Adaptations in infrastructure for livestock
Two of the most important pieces of infrastructure for livestock at Frog Song are electric fencing and animal housing. Training workers so that each understands how electricity flows through an entire fencing system has been key to being able to troubleshoot problems in the field quickly without slowing other parts of the operation down. And to keep a careful eye on the electric systems, John recommends having one person who is responsible for checking systems at least once a day. At Frog Song, handlers check the systems twice a day. Electric fencing is key to the paddock systems at the farm, typically set up as block-paddocks that are fractions of a longer, rectangle-shaped field. The animals move across the field into a new paddock every 5-7 days.
For livestock housing, one important adaptation has to do with the clay soils at the farm: John has moved away from anything with wheels, such as chicken houses on trailers, because clay gets into tire seals, ruins them, and the seals need to be replaced often. New housing structures are custom-built using 2-inch metal tubing, in a design that can be picked up with a front-end loader and easily moved with a tractor.
Risks of raising animals and crops together
Understanding the risks of raising livestock is simple, but it is of the utmost importance. John explains, “How do you grow vegetables and raise animals at the same time? This is a really important part to talk about. This is where the farm can go really wrong if you don’t acknowledge your risks. But the risks are simple: you don’t want to get manure in the product in any way possible!”
The plans for dealing with this simple risk are taken seriously. In order to know where the risks lie, the farm identifies where manure is traveling, from paddocks to packing shed or plantings. These “Critical Control Points” (CCP’s) are part of the farm’s HACCP plan (Hazard Analysis and Critical Control Point Systems plan), which means they are “identified, verified, and validated” so they all get met. With animals moving around the farm often, John starts thinking about where the manure will go the moment he starts designing the layout of fields.
That means thinking about the flow of water. “I’d say, start there, as a farmer,” he suggests, “you need to look at ‘Which way does every drop flow?’ As it comes out of the sky and hits your farm.
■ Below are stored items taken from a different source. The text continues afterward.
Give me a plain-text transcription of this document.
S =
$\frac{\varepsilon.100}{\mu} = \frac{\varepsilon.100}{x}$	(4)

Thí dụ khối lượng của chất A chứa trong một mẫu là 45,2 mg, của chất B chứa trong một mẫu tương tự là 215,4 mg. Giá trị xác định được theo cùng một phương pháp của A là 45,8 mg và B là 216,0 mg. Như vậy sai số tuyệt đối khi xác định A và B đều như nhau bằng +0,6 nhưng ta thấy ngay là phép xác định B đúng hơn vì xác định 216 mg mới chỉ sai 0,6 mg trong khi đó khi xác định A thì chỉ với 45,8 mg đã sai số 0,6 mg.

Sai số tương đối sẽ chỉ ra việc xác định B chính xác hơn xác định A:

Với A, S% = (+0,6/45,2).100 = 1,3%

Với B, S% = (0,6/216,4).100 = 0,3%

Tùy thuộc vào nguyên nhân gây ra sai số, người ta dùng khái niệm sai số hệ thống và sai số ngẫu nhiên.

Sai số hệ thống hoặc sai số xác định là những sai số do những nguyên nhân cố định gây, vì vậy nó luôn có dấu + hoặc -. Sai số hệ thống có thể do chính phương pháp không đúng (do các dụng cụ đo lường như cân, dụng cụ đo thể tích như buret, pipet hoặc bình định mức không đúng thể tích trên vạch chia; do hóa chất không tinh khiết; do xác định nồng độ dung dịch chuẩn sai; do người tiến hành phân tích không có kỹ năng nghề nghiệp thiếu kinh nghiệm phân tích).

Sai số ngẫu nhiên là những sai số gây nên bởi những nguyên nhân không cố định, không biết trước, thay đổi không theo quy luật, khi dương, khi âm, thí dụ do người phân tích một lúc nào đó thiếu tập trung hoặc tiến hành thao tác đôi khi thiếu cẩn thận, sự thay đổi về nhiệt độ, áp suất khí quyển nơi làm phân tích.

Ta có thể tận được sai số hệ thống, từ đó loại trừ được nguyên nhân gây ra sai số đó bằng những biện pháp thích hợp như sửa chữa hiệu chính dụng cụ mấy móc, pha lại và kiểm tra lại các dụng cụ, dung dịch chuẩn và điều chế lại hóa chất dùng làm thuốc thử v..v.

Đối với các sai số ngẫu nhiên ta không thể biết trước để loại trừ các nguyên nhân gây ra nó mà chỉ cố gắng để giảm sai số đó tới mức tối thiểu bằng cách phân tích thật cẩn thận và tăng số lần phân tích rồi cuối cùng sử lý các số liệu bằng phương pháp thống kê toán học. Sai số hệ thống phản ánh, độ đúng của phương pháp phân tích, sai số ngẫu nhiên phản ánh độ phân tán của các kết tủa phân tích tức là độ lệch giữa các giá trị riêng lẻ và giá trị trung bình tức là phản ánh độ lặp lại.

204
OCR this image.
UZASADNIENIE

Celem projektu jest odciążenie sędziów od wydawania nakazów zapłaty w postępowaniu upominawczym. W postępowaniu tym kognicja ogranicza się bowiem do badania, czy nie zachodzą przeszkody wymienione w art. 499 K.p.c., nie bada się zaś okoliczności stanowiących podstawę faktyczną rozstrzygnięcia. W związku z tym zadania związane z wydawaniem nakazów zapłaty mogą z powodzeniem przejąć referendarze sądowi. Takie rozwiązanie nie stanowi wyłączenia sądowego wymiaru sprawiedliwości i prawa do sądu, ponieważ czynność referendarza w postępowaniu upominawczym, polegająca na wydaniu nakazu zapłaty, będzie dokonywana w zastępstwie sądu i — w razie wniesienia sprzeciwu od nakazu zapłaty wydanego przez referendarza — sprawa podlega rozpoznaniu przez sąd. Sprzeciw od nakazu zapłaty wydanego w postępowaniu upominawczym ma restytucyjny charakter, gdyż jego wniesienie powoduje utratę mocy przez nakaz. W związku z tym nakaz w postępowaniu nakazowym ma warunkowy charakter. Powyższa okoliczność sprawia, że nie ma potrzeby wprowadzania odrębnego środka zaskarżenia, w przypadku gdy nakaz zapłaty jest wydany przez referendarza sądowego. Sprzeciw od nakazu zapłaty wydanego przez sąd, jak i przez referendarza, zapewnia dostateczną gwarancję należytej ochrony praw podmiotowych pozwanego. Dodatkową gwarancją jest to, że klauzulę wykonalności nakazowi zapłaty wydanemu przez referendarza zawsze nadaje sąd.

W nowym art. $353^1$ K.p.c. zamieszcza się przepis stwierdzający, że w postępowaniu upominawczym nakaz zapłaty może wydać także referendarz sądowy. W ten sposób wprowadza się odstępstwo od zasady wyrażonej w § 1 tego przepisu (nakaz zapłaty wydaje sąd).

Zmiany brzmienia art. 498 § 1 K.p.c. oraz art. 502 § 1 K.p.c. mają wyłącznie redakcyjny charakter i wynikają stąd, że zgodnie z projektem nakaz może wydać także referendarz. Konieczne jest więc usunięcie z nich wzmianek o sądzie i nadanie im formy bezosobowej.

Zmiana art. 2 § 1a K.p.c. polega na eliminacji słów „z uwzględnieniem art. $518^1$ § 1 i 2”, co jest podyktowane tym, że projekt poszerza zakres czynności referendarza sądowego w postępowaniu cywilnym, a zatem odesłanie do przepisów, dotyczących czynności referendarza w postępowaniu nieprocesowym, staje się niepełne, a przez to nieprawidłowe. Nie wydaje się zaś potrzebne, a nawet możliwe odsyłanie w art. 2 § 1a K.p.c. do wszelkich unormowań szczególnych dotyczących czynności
Then you need to know where your paddocks are, where you’re going to raise your crops, and what kind of crops you are going to raise (low or high risk).” Having staff trained in safe handling and protocols for visiting anywhere on the farm with manure or entering packing areas is also a necessary part of managing the CCP’s and risks of manure.
Benefits you can see: soil fertility
Despite the risks, workload, and infrastructure needs, having pigs and chickens is an integral part of what makes Frog Song successful. When asked about the benefits of the 12+ years of crop-livestock integration at the farm, John spoke about one key indicator of soil health: the health of the cover crops. In the first few years, some fields barely sustained a cover crop. Other fields with more clay had large incongruencies in growth over the area and in how water moved through them (areas with poor drainage and large puddles). Now these same fields produce uniform, lush patches of cover crops, and as John reflects on a decade-plus of integration, he says, matter-of-factly, “every year certain blocks are getting better.”